- O Instituto do Patrimônio Histórico e Artístico Nacional tombou provisoriamente o antigo DOI-Codi, no Rio de Janeiro, após pedido do Ministério Público Federal.
- A medida impede demolição ou alterações que descaracterizem o imóvel em relação ao período de repressão política; há interesse de preservar a memória e a verdade histórica.
- O pedido de tombamento foi apresentado em 2013 pelo MPF, com apoio da Comissão Estadual da Verdade do Rio de Janeiro, e aponta o local como principal centro de tortura e repressão durante a ditadura.
- O imóvel fica nos fundos do 1º Batalhão de Polícia do Exército, na Tijuca, e funcionou entre sessenta e oitenta como local de violações aos direitos humanos.
- O processo para tombamento definitivo segue, enfrentando resistência do Exército e lentidão administrativa, para inscrição definitiva no Livro do Tombo.
O Iphan determinou o tombamento provisório do prédio que abrigou o DOI-Codi, no Rio de Janeiro, após pedido do Ministério Público Federal (MPF). A medida impede demolição e alterações que descaracterizem o imóvel, preservando-o como testemunho histórico. A ação acompanha processo que já dura mais de uma década.
A decisão, formalizada neste mês, reconhece a relevância histórica do local como principal centro de tortura e repressão política durante a ditadura militar. O MPF argumenta que a preservação condiciona a política de justiça de transição e o direito à memória das vítimas.
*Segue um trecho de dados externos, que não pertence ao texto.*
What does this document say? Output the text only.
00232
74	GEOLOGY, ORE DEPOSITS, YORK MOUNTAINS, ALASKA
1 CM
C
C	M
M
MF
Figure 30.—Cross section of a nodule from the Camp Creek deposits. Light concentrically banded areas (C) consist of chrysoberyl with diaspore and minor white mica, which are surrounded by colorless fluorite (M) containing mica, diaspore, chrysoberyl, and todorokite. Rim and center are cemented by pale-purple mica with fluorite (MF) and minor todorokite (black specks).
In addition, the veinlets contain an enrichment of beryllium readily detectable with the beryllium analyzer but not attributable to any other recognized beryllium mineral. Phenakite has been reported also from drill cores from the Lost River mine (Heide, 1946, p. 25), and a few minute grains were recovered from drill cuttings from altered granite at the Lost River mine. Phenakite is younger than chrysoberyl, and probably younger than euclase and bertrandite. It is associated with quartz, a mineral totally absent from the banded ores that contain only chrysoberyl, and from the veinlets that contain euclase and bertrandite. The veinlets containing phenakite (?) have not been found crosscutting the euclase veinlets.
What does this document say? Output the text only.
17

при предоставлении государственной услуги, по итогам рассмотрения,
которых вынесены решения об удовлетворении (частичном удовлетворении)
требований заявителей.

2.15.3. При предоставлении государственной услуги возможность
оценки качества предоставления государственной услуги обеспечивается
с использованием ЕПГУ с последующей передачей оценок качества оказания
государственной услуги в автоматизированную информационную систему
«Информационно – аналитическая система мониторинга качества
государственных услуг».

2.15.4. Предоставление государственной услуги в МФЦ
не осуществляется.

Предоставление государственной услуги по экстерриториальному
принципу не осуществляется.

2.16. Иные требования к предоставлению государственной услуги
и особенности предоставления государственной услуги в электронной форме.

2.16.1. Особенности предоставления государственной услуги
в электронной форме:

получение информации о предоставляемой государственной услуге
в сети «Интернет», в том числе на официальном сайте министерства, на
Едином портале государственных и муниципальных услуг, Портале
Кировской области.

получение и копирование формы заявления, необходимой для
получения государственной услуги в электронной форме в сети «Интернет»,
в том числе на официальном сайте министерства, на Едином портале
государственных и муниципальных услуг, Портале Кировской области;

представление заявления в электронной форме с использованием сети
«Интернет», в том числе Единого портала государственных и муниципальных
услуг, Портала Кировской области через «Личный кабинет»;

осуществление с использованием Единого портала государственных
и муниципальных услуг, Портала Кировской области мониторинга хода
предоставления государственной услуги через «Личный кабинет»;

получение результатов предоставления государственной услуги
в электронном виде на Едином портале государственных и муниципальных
O imóvel fica nos fundos do 1º Batalhão de Polícia do Exército, na Rua Barão de Mesquita, Tijuca. Entre 1960 e 1980, funcionou como centro de violações de direitos humanos, segundo o MPF. A proteção visa impedir apagamento de memória e garantir registro material do período.
Prédio modificado para torturas
A investigação aponta modificações arquitetônicas para facilitar crimes, com portas de acesso exclusivas e celas como a chamada “Maracanã”. O MPF descreve o prédio como unidade de inteligência onde sequestrar e torturar eram práticas comuns, sob operação clandestina.
Relatos de ex-presos citam choques elétricos, araras, afogamentos e agressões severas. Viviam-se situações que resultaram em mortes ou sequelas graves. Militares também teriam confirmado ordens de captura e interrogatórios sem mandado, reforçando o caráter clandestino.
A defesa do tombamento reforça que o laudo e depoimentos comprovam a função do local na repressão. O MPF aponta que a inscrição definitiva no Livro do Tombo seguirá o andamento processual, ainda com entraves logísticos e resistência para acesso ao prédio.
Fontes citadas pelo MPF destacam que o tombamento provisório evita alterações que possam apagar a memória do período e assegura a continuidade da avaliação para a tombagem definitiva. O processo continua em tramitação.